De même, son père a toujours considéré l'éducation comme importante et Akino à poursuivi son cursus scolaire jusqu'à l'université. D'abord en faculté d'économie, qu'il quitte au bout de deux ans, puis dans la faculté de sociologie d'une université courte (deux années).  La tête bien pleine, il s'inscrit à l'école nationale des coiffeurs pour, plus tard, pouvoir trouver du travail.
Il débute sa carrière de coiffeur à 25 ans et continue pendant dix ans. Il travaille pour différent salons de coiffure avec toujours un nombre d'heures de travail délirant - facilement 15, 16 heures par jour -. Il avance dans sa carrière mais dans un métier dominé par les femmes, il demeure au troisième grade (chef de salon) sur une échelle de 5 grades. A 35 ans, il entre chez un fournisseur de produits de salon de coiffure.
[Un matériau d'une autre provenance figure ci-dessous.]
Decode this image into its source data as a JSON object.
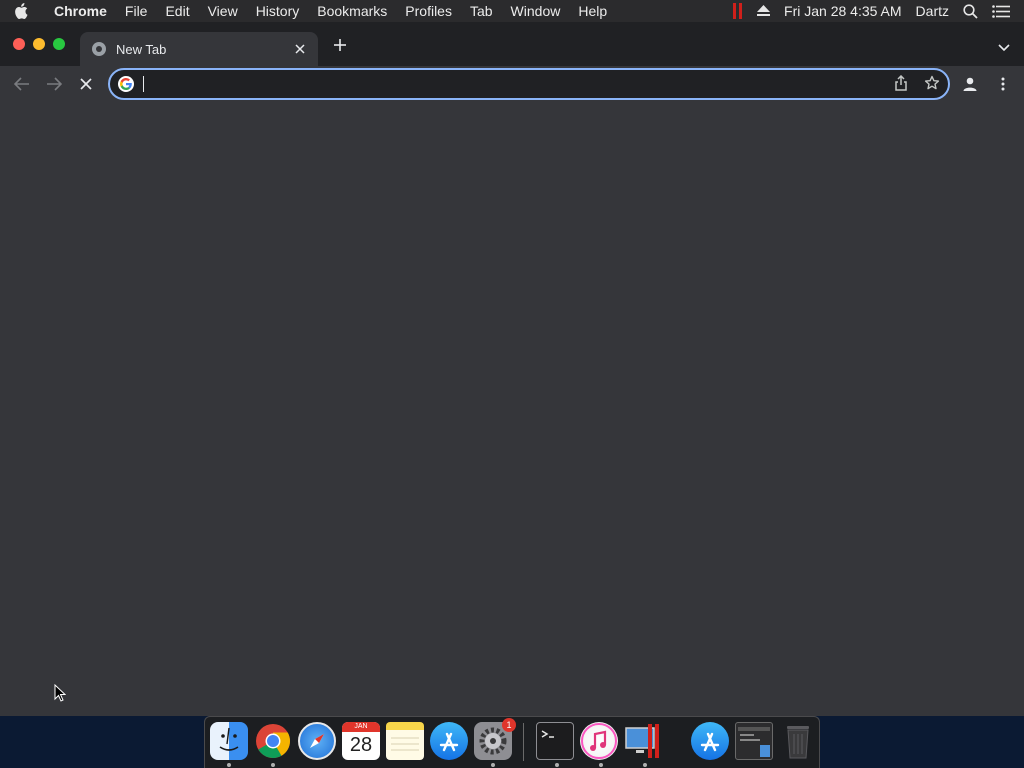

Il y travaille pendant quatre ans comme employé à temps complet, mais le nombre d'heure de travail est toujours aussi délirant et il commence à vieillir.
Il quitte alors son travail et commence à travailler à temps partiel et à temps déterminé. Il enchaîne les petits boulots. A l'âge de 48 ans, alors que trouver des petits boulots devient de plus en plus difficile, une crise survient. Son père meurt et sa belle-mêre, "s'occupe" de l'héritage. Il n'en verra pas sa part alors que sa situation économique se dégrade. Finalement, quelques années plus tard, il se retrouve à la rue à l'âge de 51 ans. Même si la mort de son père l'a probablement profondément bouleversé, ainsi que l'attitude de sa belle-mère, il est arrivé à la rue par une dégradation lente de sa condition et la la baisse de son employabilité. Il est vraiment très difficile de savoir exactement comment est-ce qu'il est devenu sans-abri.
La nuit, il dort dans les souterrains de la gare ou dans le parc central et la journée, lorsqu'il ne travaille pas, il  passe son temps à la bibliothèque où il prend des notes sur les livres qu'il lit. Il est ainsi particulièrement cultivé. Il adore les pays et divise ses lectures par zone géographique : les Etats-Unis, l'Italie, la France, etc. Il est courant de l'actualité et construit aussi des théories assez originales sur, par exemple, l'origine des guerres.

La sortie

Comme nous avons parlé longtemps - plus de trois heures ! - la tasse de café et de thé et vide et il propose de m'offrir une boisson. C'est assez rare, et je lui dis qu'il n'a pas besoin de faire ça. Il insiste et quand il revient, je lui demande s'il a des petits boulots. De fils en aiguille, la conversation dérive sur la politique de la Ville de Tokyo. Il y a encore quelques mois, il y avait la possiblité d'avoir accès à un appartement pour 3 000 yens (18 euros) par mois. Il en a entendu parlé mais n'y a pas cru. Je le tape, gentillement. C'est vraiment dommage.
Le problème, pour le logement, ce n'est pas seulement l'argent. Il faut que quelqu'un se porte caution, et il faut également une carte de résidence - le lieu où on habite - ce qu'il ne possède plus depuis longtemps. Je lui parle de Moyai, une initiative qui a été prise en 1998 par l'un des leaders de la Shinjuku Renraku Kai. C'est un organisme qui se porte caution pour les sans-abri qui cherchent un logement. Akino san ne connaissait pas du tout. Je lui dis que, sans promettre quoi que ce soit, on pourrait se renseigner la semaine prochaine pour voir si il ne pourrait pas trouver un logement grâce à ce système.
Je rentre à la maison, il est presque onze heures.  Au croisement en forme de T entre le parc central, la Mairie de Tokyo et l'Hôtel Century Hyatt, une vielle femme est plantée au milieu des ombres des réverbères. Elle n'en bouge pas, les cheveux huileux ou mouillés, le maquillage forcé, les vêtements d'une splendeur passée. Je ralentis le pas, elle me demande : "Je suis dans une situation bien difficile, vous ne pourriez pas m'aider, j'aurais simplement besoin de 5 000 yens (30 euros)".  Je lui dis que je suis désolé mais, je n'ai pas 5 000 yens sur moi. "et vous n'auriez pas 500 yens". Non, je n'ai pas 500 yens non plus, je suis désolé.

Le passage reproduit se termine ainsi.